Responsável por cerca de 20% do tráfego mundial de petróleo, o Estreito de Ormuz permanece fechado pelo Irã, movimento que tem provocado alta no preço internacional do barril e efeitos econômicos em diversos países.
Na nota, os signatários condenam os recentes ataques iranianos a embarcações no Golfo e a infraestruturas civis, incluindo instalações de petróleo e gás.
“Expressamos nossa profunda preocupação com a escalada do conflito. Exigimos que o Irã cesse imediatamente suas ameaças, o lançamento de minas, os ataques com drones e mísseis e outras tentativas de bloquear o Estreito à navegação comercial”, destaca o documento.
Os governos europeus e o Japão reforçam que a liberdade de navegação é um princípio do direito internacional. “Os efeitos das ações do Irã serão sentidos por pessoas em todas as partes do mundo, especialmente pelas mais vulneráveis”, acrescenta a nota.
O Irã fechou o Estreito em reação aos ataques militares dos Estados Unidos e de Israel iniciados em 28 de fevereiro.
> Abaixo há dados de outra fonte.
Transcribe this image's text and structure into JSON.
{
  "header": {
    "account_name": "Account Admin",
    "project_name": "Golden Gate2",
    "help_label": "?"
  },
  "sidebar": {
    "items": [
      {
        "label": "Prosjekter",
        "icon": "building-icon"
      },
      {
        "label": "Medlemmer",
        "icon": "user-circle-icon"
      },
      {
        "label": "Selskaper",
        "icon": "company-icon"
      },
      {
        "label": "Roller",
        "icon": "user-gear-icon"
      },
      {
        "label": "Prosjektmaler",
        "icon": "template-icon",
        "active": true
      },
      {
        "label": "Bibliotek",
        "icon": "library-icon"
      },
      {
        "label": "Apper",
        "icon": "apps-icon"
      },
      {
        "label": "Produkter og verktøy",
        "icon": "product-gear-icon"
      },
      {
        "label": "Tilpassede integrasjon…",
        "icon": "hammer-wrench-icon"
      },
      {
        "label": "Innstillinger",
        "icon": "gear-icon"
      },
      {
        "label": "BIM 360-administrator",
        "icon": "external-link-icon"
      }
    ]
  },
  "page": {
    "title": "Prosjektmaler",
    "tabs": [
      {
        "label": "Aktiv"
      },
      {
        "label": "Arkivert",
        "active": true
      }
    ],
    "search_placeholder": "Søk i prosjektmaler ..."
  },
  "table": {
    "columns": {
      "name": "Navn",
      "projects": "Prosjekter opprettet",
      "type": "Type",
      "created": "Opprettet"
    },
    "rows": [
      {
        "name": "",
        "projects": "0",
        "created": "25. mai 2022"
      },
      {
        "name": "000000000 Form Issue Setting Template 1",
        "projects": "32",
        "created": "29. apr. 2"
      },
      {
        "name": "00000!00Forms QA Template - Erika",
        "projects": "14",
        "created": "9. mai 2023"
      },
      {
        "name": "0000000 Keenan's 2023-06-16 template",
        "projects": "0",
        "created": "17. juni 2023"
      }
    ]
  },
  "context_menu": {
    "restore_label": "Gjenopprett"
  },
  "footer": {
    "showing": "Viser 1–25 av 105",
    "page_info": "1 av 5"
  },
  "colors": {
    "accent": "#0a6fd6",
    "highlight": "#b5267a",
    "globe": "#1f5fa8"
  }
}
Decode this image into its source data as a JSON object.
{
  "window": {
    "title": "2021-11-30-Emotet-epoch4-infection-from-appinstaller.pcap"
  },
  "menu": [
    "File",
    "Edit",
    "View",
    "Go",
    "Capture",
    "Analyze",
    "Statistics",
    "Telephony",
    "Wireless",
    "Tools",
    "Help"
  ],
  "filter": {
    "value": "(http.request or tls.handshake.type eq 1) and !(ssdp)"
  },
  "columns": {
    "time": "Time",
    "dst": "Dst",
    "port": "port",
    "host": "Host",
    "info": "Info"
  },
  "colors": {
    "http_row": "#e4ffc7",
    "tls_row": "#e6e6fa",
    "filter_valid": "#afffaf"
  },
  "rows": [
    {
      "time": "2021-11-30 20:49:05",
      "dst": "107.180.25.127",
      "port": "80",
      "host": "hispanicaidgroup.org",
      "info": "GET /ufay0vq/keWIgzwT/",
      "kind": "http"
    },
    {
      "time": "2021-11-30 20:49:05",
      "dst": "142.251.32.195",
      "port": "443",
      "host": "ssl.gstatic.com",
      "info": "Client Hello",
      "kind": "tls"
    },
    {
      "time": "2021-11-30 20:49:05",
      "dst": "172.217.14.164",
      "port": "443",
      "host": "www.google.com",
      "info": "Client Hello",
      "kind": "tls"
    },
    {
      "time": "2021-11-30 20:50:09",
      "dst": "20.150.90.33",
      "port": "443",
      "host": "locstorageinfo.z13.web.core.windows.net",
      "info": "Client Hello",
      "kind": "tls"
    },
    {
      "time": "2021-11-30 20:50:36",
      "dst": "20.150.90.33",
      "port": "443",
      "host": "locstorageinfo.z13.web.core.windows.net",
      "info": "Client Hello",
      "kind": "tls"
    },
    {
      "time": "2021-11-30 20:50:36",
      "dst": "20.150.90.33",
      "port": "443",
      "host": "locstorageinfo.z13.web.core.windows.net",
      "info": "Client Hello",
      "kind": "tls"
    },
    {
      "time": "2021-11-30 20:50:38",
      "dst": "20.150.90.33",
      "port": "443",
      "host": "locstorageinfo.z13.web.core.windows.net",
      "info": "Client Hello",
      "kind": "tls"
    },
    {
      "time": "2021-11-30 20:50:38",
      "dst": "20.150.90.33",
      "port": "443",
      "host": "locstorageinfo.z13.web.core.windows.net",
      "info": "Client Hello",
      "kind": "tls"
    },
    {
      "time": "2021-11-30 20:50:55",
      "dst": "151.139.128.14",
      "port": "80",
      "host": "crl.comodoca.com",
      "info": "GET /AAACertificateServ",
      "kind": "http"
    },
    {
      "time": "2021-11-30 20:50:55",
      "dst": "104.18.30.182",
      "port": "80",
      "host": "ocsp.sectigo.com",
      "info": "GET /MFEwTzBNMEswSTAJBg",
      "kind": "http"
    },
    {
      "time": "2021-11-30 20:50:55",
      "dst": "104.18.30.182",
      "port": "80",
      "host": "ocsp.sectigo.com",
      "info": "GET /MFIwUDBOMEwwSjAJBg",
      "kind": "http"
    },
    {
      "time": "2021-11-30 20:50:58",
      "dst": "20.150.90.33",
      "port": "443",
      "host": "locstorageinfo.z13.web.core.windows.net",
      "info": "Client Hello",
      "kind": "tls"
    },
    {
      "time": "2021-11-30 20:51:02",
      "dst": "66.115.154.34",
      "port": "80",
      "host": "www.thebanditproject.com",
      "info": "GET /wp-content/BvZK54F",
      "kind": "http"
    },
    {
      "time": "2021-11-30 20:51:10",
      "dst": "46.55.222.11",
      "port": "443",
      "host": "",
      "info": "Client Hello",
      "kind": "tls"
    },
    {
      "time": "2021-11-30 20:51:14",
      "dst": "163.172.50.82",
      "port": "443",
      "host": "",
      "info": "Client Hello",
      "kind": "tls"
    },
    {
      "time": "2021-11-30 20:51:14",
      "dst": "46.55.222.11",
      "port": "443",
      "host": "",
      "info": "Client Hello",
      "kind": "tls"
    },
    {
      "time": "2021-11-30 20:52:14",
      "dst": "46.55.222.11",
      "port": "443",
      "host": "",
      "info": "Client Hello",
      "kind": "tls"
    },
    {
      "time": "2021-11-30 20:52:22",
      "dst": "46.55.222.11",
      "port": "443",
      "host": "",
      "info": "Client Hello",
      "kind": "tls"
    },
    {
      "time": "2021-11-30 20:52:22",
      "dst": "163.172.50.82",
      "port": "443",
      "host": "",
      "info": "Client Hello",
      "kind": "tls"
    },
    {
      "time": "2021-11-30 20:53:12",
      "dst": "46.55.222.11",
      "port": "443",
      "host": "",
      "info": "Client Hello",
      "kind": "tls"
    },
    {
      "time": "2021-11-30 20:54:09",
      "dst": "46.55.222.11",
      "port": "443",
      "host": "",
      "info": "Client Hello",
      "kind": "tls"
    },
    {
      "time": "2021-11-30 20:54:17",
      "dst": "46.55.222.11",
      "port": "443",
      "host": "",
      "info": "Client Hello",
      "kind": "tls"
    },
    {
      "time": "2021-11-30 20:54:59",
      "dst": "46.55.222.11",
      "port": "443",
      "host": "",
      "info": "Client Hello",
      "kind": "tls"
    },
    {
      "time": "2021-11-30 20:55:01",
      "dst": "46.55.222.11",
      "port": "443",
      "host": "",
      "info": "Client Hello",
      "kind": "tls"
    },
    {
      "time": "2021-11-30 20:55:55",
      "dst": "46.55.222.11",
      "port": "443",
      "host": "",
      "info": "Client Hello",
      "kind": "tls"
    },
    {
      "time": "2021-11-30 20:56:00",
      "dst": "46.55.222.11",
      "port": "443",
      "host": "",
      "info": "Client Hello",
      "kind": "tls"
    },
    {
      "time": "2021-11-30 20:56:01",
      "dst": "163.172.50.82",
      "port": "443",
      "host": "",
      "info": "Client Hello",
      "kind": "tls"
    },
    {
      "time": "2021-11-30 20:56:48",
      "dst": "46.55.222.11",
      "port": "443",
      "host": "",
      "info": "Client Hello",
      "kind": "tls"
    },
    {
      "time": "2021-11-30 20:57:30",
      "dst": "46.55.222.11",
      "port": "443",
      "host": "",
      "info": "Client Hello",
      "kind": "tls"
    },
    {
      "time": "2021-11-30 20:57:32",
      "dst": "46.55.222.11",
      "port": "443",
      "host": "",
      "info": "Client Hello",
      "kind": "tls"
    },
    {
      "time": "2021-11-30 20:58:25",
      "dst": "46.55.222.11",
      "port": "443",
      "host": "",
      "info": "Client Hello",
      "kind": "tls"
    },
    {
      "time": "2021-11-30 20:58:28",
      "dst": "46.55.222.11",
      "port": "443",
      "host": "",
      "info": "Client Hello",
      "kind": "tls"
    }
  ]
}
Segundo Teerã, a passagem segue bloqueada para navios dos EUA, de Israel e de seus aliados, grupo que engloba as nações europeias citadas. Entre essas potências, apenas a Espanha condena a guerra.
A escalada ganhou novo patamar na quarta-feira (18), quando Israel bombardeou o campo de gás South Pars, no Irã, desencadeando retaliações contra instalações de energia no Catar, Arábia Saudita e Emirados Árabes Unidos. Os sucessivos ataques a produtores de petróleo e gás intensificam a incerteza econômica decorrente do conflito.